The title is a free translation of Bardo thos grol. Bardo means "between-state", which refers to the whole process between death and rebirth. Tibetans discern six betweens: the interval between birth and death ("life between"); sleep and waking ("dream between"); waking and trance ("trance between"); and three betweens during the death-rebirth process ("death-point", "reality" and "existence").

The words thos grol mean that this book's teachings "liberate" just by being "learned" or "understood", giving the person facing the between an understanding so naturally clear and deep that it does not require prolonged reflection or contemplation. So the more apt translation of the title would be "the great book of natural liberation through understanding in the between".

The Tibetan attitude toward death and the between is neither mystical nor mysterious. Their multilife perspective is no more (and no less) a religious belief system than our modern sense of the structure of the solar system, or of the pattern of the cycle of seasons in a year.

They considered it a matter of common sense and scientific fact that animate beings exist along a continuum of lives, and that the death, between and rebirth processes follow a predictable pattern. They have credible accounts by enlightened voyagers who have gone though the between experience consciously, preserved the memory and reported their experiences.

Tibetans accept these reports of their "psychonauts" just as we do those of astronauts who report what happened on the moon. Tibetans also believe that most people can recover memories of their former lives by a fairly elementary regime of meditation. Tibetans act on this Buddhist perspective in a practical manner, using their lifetimes to educate themselves to understand the world and to prepare for death and future lives by improving their ethical actions, emotional habits and critical insights.

Despite their seemingly unreal, "gay" acceptance of death, Tibetans celebrate lives to the amazing point that they will not harm worms when it can be avoided, for "those worms could have been their loved ones in their previous lives".

Tibetans are on the whole a cheerful, vibrant and lively lot. They cherish freedom in all respects and on all levels. They are very modern, indeed, in their heads and hearts. They have lived intelligently by their lights, have used human life well and extracted its fullest potential for evolutionary, not just material, progress.
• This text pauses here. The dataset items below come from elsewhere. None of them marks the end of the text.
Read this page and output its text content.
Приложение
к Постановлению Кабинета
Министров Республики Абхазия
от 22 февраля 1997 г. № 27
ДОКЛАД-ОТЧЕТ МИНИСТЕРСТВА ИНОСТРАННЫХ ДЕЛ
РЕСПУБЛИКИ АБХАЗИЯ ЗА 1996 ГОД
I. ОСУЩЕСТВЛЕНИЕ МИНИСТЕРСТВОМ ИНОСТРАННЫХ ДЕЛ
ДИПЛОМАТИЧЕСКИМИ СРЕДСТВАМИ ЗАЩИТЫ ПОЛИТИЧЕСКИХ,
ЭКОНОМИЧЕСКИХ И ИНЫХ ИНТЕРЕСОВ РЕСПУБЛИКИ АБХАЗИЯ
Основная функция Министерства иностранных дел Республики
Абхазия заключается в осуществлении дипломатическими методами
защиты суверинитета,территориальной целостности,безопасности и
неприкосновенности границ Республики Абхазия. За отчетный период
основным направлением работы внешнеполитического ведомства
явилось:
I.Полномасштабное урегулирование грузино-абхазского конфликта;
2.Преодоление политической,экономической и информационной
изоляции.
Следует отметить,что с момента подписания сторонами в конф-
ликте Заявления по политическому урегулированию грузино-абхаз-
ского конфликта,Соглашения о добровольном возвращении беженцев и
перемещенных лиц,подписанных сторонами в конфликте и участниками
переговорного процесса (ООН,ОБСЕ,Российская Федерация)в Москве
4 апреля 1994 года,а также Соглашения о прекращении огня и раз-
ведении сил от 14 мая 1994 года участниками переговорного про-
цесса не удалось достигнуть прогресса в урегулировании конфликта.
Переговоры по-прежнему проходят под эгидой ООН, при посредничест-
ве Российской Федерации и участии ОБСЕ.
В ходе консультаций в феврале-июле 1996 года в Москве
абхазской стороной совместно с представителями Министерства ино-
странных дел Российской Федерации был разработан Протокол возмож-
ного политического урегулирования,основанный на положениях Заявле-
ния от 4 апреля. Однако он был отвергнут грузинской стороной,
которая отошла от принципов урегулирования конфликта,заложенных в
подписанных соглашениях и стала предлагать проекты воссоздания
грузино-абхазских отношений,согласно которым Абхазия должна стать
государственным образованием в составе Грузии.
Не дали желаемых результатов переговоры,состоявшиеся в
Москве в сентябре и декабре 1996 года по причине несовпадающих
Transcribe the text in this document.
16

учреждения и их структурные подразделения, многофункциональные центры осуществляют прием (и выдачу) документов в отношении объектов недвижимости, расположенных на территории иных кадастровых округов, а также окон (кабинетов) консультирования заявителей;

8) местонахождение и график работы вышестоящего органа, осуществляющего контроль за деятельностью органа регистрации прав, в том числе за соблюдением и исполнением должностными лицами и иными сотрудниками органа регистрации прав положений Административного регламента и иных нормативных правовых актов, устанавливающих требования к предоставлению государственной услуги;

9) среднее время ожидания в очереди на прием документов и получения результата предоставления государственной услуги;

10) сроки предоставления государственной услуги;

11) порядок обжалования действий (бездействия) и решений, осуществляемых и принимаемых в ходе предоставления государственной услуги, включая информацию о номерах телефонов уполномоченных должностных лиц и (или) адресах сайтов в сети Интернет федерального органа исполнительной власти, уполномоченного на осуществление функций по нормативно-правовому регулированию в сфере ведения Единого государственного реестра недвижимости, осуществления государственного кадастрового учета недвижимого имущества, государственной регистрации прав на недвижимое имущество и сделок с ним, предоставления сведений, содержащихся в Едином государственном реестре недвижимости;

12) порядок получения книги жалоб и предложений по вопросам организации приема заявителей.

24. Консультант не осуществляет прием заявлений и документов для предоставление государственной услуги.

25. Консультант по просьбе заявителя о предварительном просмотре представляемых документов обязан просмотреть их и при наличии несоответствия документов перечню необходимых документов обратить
With the surprisingly sophisticated age-long inner and death science of the Mahayana Buddhist tradition they have cultivated, they have so much to offer to their more "modern" counterparts, whose concept of achievement is heavily colored by a relentless pursuit of materialistic accomplishments. A distinct measure of the unparalleled beauty of their civilization comes from their vivid awareness of the immediacy of death and the freedom that awareness brings.